The combination of ocean warming and an infectious wasting disease has devastated populations of large sunflower sea stars once abundant along the West Coast of North America in just a few years, according to a study co-led by the University of California, Davis, and Cornell University published Jan. 30 in the journal Science Advances.
“At one time plentiful in nearshore waters, the sunflower sea stars right now cannot be found off the California coast and are rare into Alaska,” said Drew Harvell, Cornell professor of ecology and evolutionary biology, a co-lead author. “Numbers of the sea stars have stayed so low in the past three years, we consider them endangered in the southern part of their range, and we don’t have data for northern Alaska.”
Since 2013, sea star wasting disease has brought about massive mortality in multiple sea star species from Mexico to Alaska. The East Coast has not been immune, as the disease has affected the shores from New Jersey to New England.
A disease with many hosts
Diego Montecino-Latorre, a wildlife epidemiologist with the UC Davis One Health Institute and a co-lead author, said the sunflower sea star continues to decline even in the deepest ocean, and it is not recovering in the same way experienced by the intertidal ochre star.
“This is likely because this disease has many hosts, and other species that tolerate the pathogen better may spread it to the sunflower star,” he said.
Global warming due to a changing atmosphere is likely a major factor.
“The heat wave in the oceans — a product of increasing atmospheric temperatures — is exacerbating the sea star wasting disease,” said Harvell, a fellow at Cornell’s Atkinson Center for a Sustainable Future. “It’s a lethal disease, and when you add a higher temperature to that, it kills faster, causing a bigger impact.”
Cascading effects
Fisheries depend on nearshore kelp forests to form a healthy environment for fish and the broader oceanic ecosystem.
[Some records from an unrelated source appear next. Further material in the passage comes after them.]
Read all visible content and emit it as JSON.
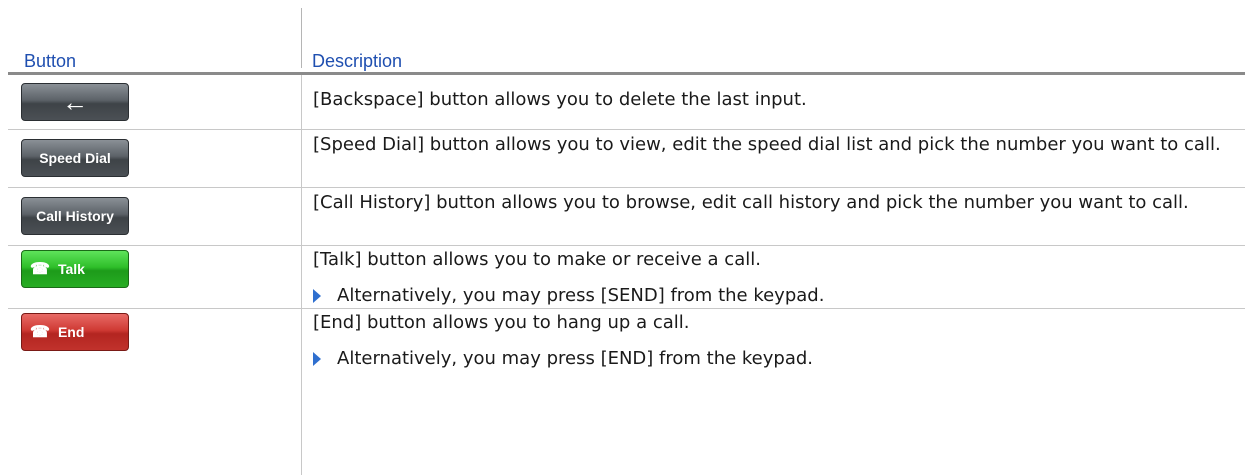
{
  "header": {
    "col1": "Button",
    "col2": "Description"
  },
  "rows": [
    {
      "button": {
        "label": "",
        "icon": "backspace-arrow-icon",
        "style": "gray"
      },
      "text": "[Backspace] button allows you to delete the last input.",
      "bullet": ""
    },
    {
      "button": {
        "label": "Speed Dial",
        "style": "gray"
      },
      "text": "[Speed Dial] button allows you to view, edit the speed dial list and pick the number you want to call.",
      "bullet": ""
    },
    {
      "button": {
        "label": "Call History",
        "style": "gray"
      },
      "text": "[Call History] button allows you to browse, edit call history and pick the number you want to call.",
      "bullet": ""
    },
    {
      "button": {
        "label": "Talk",
        "icon": "phone-icon",
        "style": "green"
      },
      "text": "[Talk] button allows you to make or receive a call.",
      "bullet": "Alternatively, you may press [SEND] from the keypad."
    },
    {
      "button": {
        "label": "End",
        "icon": "phone-icon",
        "style": "red"
      },
      "text": "[End] button allows you to hang up a call.",
      "bullet": "Alternatively, you may press [END] from the keypad."
    }
  ]
}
With the demise of sunflower sea stars, sea urchin populations in some areas have exploded, substantially reducing the kelp, Harvell said.
The sunflower sea star is large, about the size of a manhole cover, and possesses an enormous appetite. It crawls over the seafloor like a robotic vacuum cleaner, munching on everything in its path.
“In California, Washington and parts of British Columbia, sunflower sea stars keep urchins under control,” said Joseph Gaydos, senior author on the paper and director of UC Davis’ SeaDoc Society program. “Without sunflower stars, urchin populations expand and threaten kelp forests and biodiversity. This cascading effect has a really big impact.”
Counting stars
Between 2006 and 2017, scientists and trained citizen scientists with Reef Environmental Education Foundation, or REEF, conducted 10,956 roving-diver surveys from Southern California to Alaska. Before 2013, divers reported an abundance of sea stars, but between 2013 to 2017 the population collapsed.
Scientists from Simon Fraser University and the Hakai Institute confirmed the loss from remote Calvert Island in British Columbia. The ocean warming recorded at REEF locations corresponds to an increase in water temperature by up to 4 degrees Celsius that started in 2014.
Scientists from the National Oceanic and Atmospheric Administration surveyed sunflower sea stars in thousands of deep trawls from Mexico to the Canadian border and recorded 100 percent decline in all states in deep water down to 1,000 meters.
Stanford University also contributed to this research. The study was supported by the National Science Foundation, Natural Sciences and Engineering Research Council of Canada, NOAA and the Department of Commerce.